As the name implies, such a place is a now-you-see-it-now-you-don’t phenomenon. It’s little more than a poorly drained depression in the land, and the spring rain pours in as winter recedes. Life awakens from dormant forms buried in the ground: fairy shrimp, daphnia, copepods. When summer heat arrives, slowly, pools like this wither and dry.
In fact, it’s likely that a visitor would mistake the ephemeral pond outside the Wehr Nature Center for a muddy puddle.

On a cool day in mid-March, spring has not yet mounted its verdant, vibrant push. Yet this dark pool is building momentum, waking spores and larvae and gathering eggs. A clamor of frog calls rises. “They sound like cackling old men in the woods,” Julia Robson says, identifying them as wood frogs before asking, “Ready for some fun?” Clad in thigh-length waders and a quilted dark Milwaukee County Parks sweatshirt, Robson picks her way through the underbrush to the sodden edge.
These pools serve as essential incubators for the tiny critters that call them home. In Wisconsin, they are as crucial to some amphibians and their wetland companions as coral reefs are to fish in the sea – a place to spawn, a place to get big enough to brave the wider world.
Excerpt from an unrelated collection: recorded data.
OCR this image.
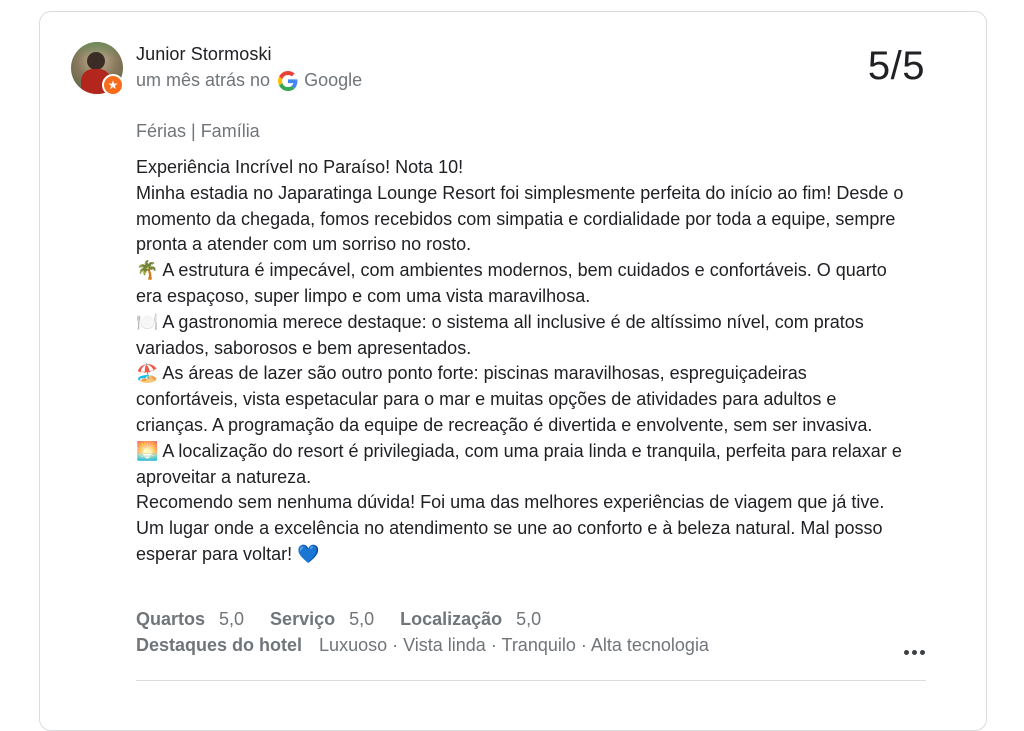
★
Junior Stormoski
um mês atrás no Google	5/5
Férias | Família

Experiência Incrível no Paraíso! Nota 10!

Minha estadia no Japaratinga Lounge Resort foi simplesmente perfeita do início ao fim! Desde o momento da chegada, fomos recebidos com simpatia e cordialidade por toda a equipe, sempre pronta a atender com um sorriso no rosto.

🌴 A estrutura é impecável, com ambientes modernos, bem cuidados e confortáveis. O quarto era espaçoso, super limpo e com uma vista maravilhosa.

🍽️ A gastronomia merece destaque: o sistema all inclusive é de altíssimo nível, com pratos variados, saborosos e bem apresentados.

🏖️ As áreas de lazer são outro ponto forte: piscinas maravilhosas, espreguiçadeiras confortáveis, vista espetacular para o mar e muitas opções de atividades para adultos e crianças. A programação da equipe de recreação é divertida e envolvente, sem ser invasiva.

🌅 A localização do resort é privilegiada, com uma praia linda e tranquila, perfeita para relaxar e aproveitar a natureza.

Recomendo sem nenhuma dúvida! Foi uma das melhores experiências de viagem que já tive. Um lugar onde a excelência no atendimento se une ao conforto e à beleza natural. Mal posso esperar para voltar! 💙

Quartos 5,0 Serviço 5,0 Localização 5,0
Destaques do hotel Luxuoso · Vista linda · Tranquilo · Alta tecnologia
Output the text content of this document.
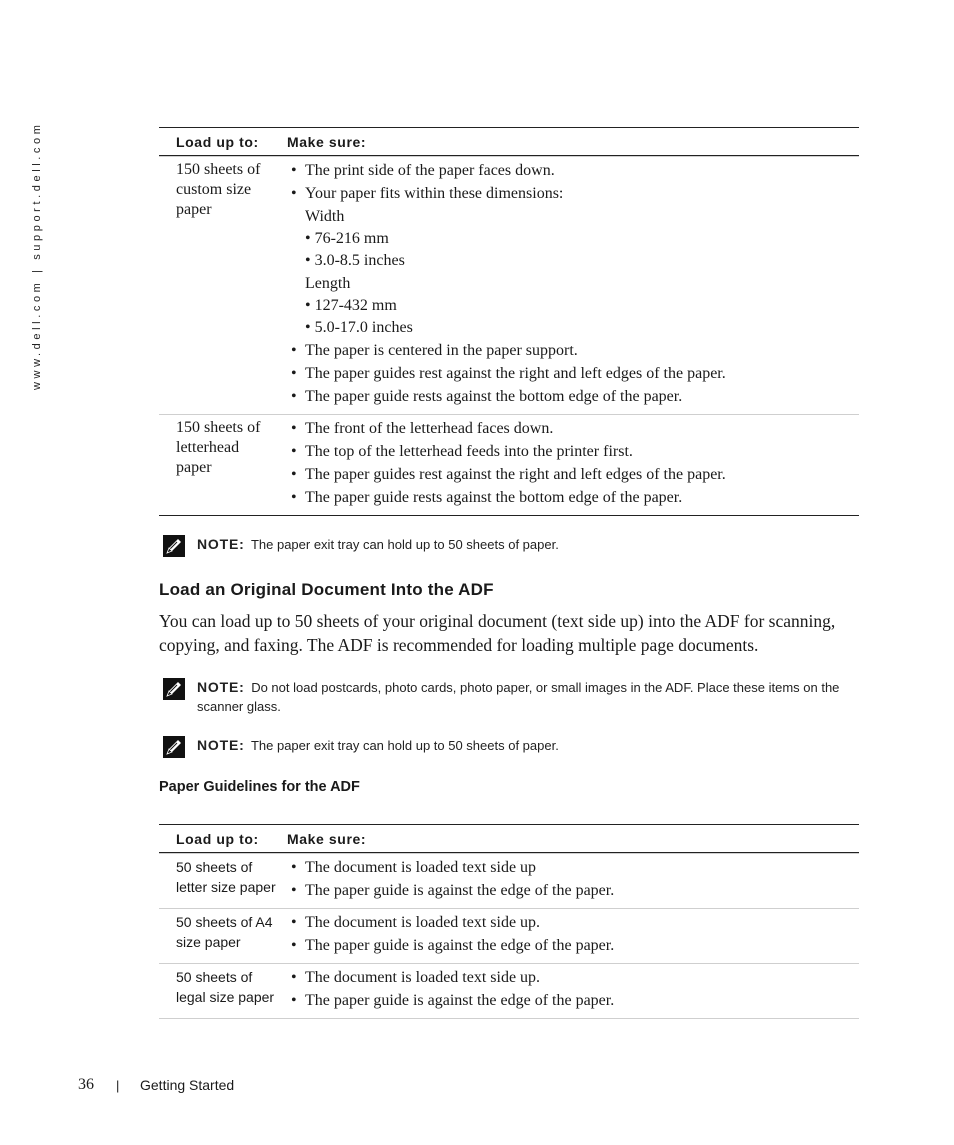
www.dell.com | support.dell.com	Load up to:	Make sure:
150 sheets of custom size paper
• The print side of the paper faces down.
• Your paper fits within these dimensions:
Width
• 76-216 mm
• 3.0-8.5 inches
Length
• 127-432 mm
• 5.0-17.0 inches
• The paper is centered in the paper support.
• The paper guides rest against the right and left edges of the paper.
• The paper guide rests against the bottom edge of the paper.
150 sheets of letterhead paper
• The front of the letterhead faces down.
• The top of the letterhead feeds into the printer first.
• The paper guides rest against the right and left edges of the paper.
• The paper guide rests against the bottom edge of the paper.
NOTE: The paper exit tray can hold up to 50 sheets of paper.
Load an Original Document Into the ADF
You can load up to 50 sheets of your original document (text side up) into the ADF for scanning, copying, and faxing. The ADF is recommended for loading multiple page documents.
NOTE: Do not load postcards, photo cards, photo paper, or small images in the ADF. Place these items on the scanner glass.
NOTE: The paper exit tray can hold up to 50 sheets of paper.
Paper Guidelines for the ADF
Load up to:	Make sure:
50 sheets of letter size paper
• The document is loaded text side up
• The paper guide is against the edge of the paper.
50 sheets of A4 size paper
• The document is loaded text side up.
• The paper guide is against the edge of the paper.
50 sheets of legal size paper
• The document is loaded text side up.
• The paper guide is against the edge of the paper.
36 | Getting Started
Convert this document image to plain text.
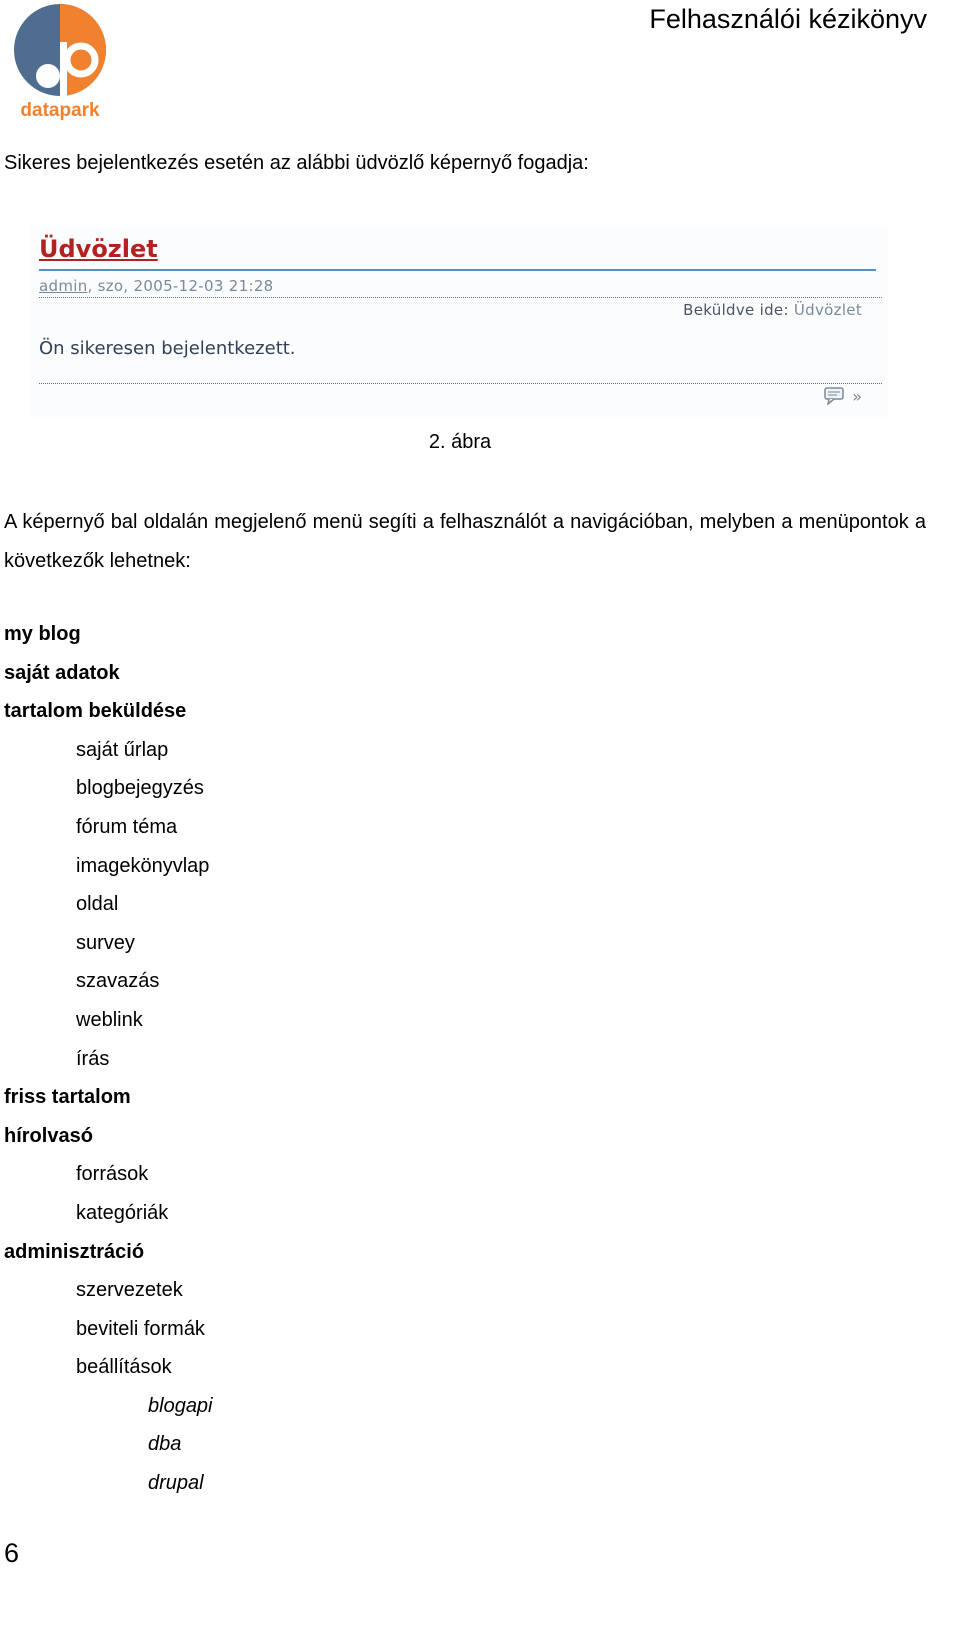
datapark
Felhasználói kézikönyv
Sikeres bejelentkezés esetén az alábbi üdvözlő képernyő fogadja:
Üdvözlet
admin, szo, 2005-12-03 21:28
Beküldve ide: Üdvözlet
Ön sikeresen bejelentkezett.
»
2. ábra
A képernyő bal oldalán megjelenő menü segíti a felhasználót a navigációban, melyben a menüpontok a következők lehetnek:
my blog
saját adatok
tartalom beküldése
saját űrlap
blogbejegyzés
fórum téma
imagekönyvlap
oldal
survey
szavazás
weblink
írás
friss tartalom
hírolvasó
források
kategóriák
adminisztráció
szervezetek
beviteli formák
beállítások
blogapi
dba
drupal
6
Their importance to the ecosystem explains why a growing crew of scientists, both professionals and citizens, takes to the marshy landscape each spring to catalog and protect what lurks within.
Robson’s title is assistant natural areas coordinator, but her metier is clearly mud. “It’s like every year I have to learn to walk again,” she laughs as her feet feel along the bottom, invisible under the turbid slosh of mud and dead leaves. She’s learned the hard way that it can get suddenly, surprisingly deep: “You’re not a wetland monitor until you fill your waders.”